Tetapi, saat itu Komisi Pemberantasan Korupsi (KPK) mencegah untuk tidak melanjutkan proyek Hambalang tersebut.
“Dulu sebetulnya kalau tidak dicegah oleh KPK untuk dilanjutkan sudah selesai Hambalang itu. Diselesaikan oleh pemerintah. Tentu para pelakunya sudah dihukum melalui mekanisme hukum,” ungkap dia.
Karena itu, Herman meminta semua pihak tidak terus menggulirkan kasus proyek Hambalang ke arah partai Demokrat.Dia menyebut tudingan-tudingan tersebut digerakkan oleh buzzer.
“Jadi jangan argumentasinya ke Hambalang itu argumentasi tidak berdasar dan menurut saya tidak etis lah. Jadi setiap kali ini nanti buzzer yang mengirim ini ini. Sudah pasti itu karena kalau mau ditelusuri saya bisa memberikan keterangan tapi saya tidak mau membuat polemik di sini siapa yang sesungguhnya terlibat di dalam,” tukasnya.
Diberitakan sebelumnya, Ketua Umum Partai Kebangkitan Nusantara (PKN) Gede Pasek Suardika mengungkapkan kejanggalan pada kasus mantan Ketua Umum Partai Demokrat Anas Urbaningrum hingga dijebloskan ke penjara.
Anas Urbaningrum merupakan terpidana kasus korupsi proyek Hambalang saat Susilo Bambang Yudhoyono (SBY) menjadi presiden.Gede Pasek merasa janggal ketika Anas Urbaningrum ditersangkakan menerima gratifikasi Toyota Harrier, sementara dalam sidang peninjauan kembali (PK) tidak terbukti.
“Ditersangkakan menerima gratifikasi mobil Harrier hingga akhirnya berhenti jadi Ketum tapi di putusan PK itu tidak terbukti,” kata Gede Pasek saat dihubungi, Rabu (1/3).
Selain itu, dia juga menilai hingga kini belum jelas kasus yang menjerat Anas Urbaningrum terjadi di kementerian atau lembaga mana.

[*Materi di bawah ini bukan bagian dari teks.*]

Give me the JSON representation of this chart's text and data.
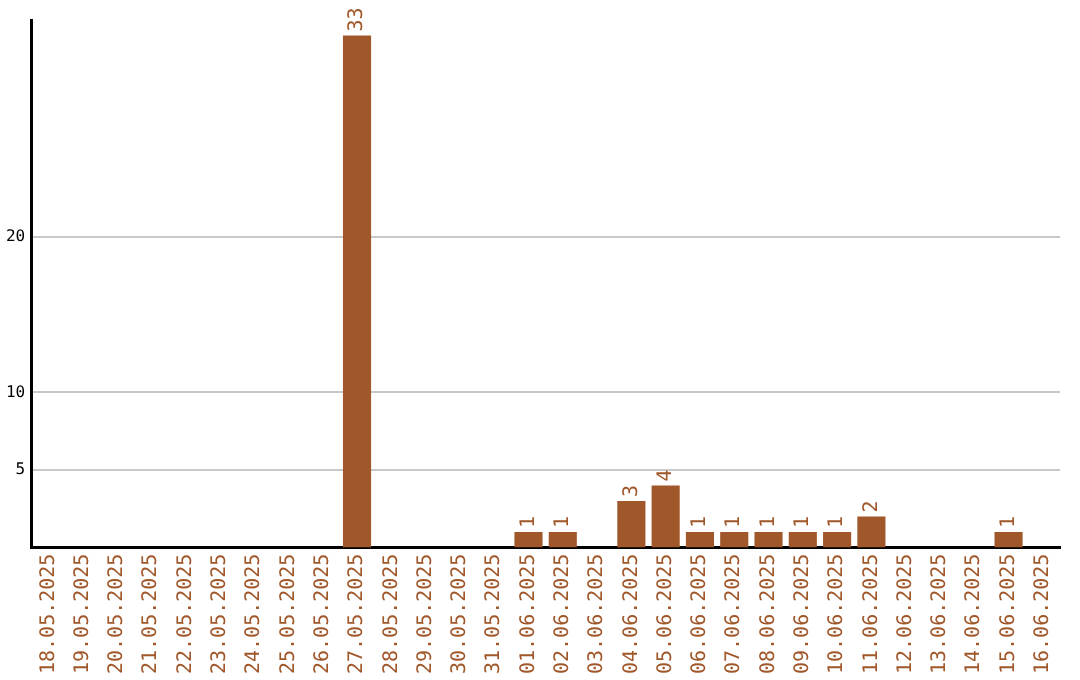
{
  "chart_data": {
    "type": "bar",
    "categories": [
      "18.05.2025",
      "19.05.2025",
      "20.05.2025",
      "21.05.2025",
      "22.05.2025",
      "23.05.2025",
      "24.05.2025",
      "25.05.2025",
      "26.05.2025",
      "27.05.2025",
      "28.05.2025",
      "29.05.2025",
      "30.05.2025",
      "31.05.2025",
      "01.06.2025",
      "02.06.2025",
      "03.06.2025",
      "04.06.2025",
      "05.06.2025",
      "06.06.2025",
      "07.06.2025",
      "08.06.2025",
      "09.06.2025",
      "10.06.2025",
      "11.06.2025",
      "12.06.2025",
      "13.06.2025",
      "14.06.2025",
      "15.06.2025",
      "16.06.2025"
    ],
    "values": [
      0,
      0,
      0,
      0,
      0,
      0,
      0,
      0,
      0,
      33,
      0,
      0,
      0,
      0,
      1,
      1,
      0,
      3,
      4,
      1,
      1,
      1,
      1,
      1,
      2,
      0,
      0,
      0,
      1,
      0
    ],
    "value_labels": [
      null,
      null,
      null,
      null,
      null,
      null,
      null,
      null,
      null,
      "33",
      null,
      null,
      null,
      null,
      "1",
      "1",
      null,
      "3",
      "4",
      "1",
      "1",
      "1",
      "1",
      "1",
      "2",
      null,
      null,
      null,
      "1",
      null
    ],
    "color": "#a0572a",
    "ylim": [
      0,
      34
    ],
    "yticks": [
      5,
      10,
      20
    ],
    "grid": "y",
    "legend": false
  }
}
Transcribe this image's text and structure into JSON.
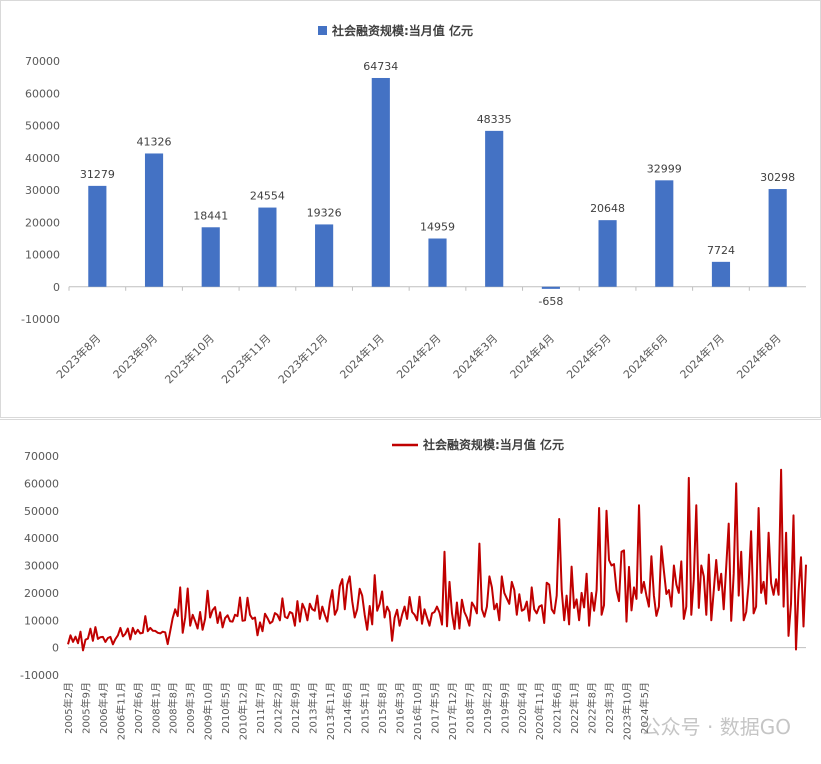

“Malah dihukum dengan gratifikasi berbagai proyek lain yang bersumber dari APBN tetapi sampai saat ini tidak dijelaskan di lembaga atau kementerian mana kasusnya,” ujar Gede Pasek.
Gede Pasek juga menyinggung surat perintah penyidikan (sprindik) Anas yang dinilainya ada kejanggalan.
“Hanya ada satu kasus sprindik dengan tambahan dan proyek proyek lainnya. Sampai sekarang tidak pernah ada lagi di kasus mana pun. Itulah salah satu contohnya,” imbuhnya.
Surat Anas Urbaningrum
Jelang bebas, Anas Urbaningrum, menuliskan surat melalui secarik kertas yang isinya kini beredar luas di media sosial.
Diketahui, Anas Urbaningrum adalah terpidana kasus korupsi proyek Hambalang, yang dijerat hukuman penjara selama 8 tahun.
Lewat akun Twitter milik @anasurbaningrum pada Rabu (1/3/2023) ia menulis sebuah surat dengan tulisan tangan yang berisi:
“Ada saatnya pergi, ada waktunya pulang. Insyaallah beberapa waktu tersisa menjalani pengasingan akan tunai dengan baik. Saya paham para sahabat marah terhadap kezaliman dan kriminalisasi. Tetap tenang, sabar, dan menjaga suasana kondusif adalah hal yang baik untuk dilakukan. Kita akan terus berjuang bersama untuk keadilan dengan cara yang baik dan penuh tanggung jawab. Salam keadilan.”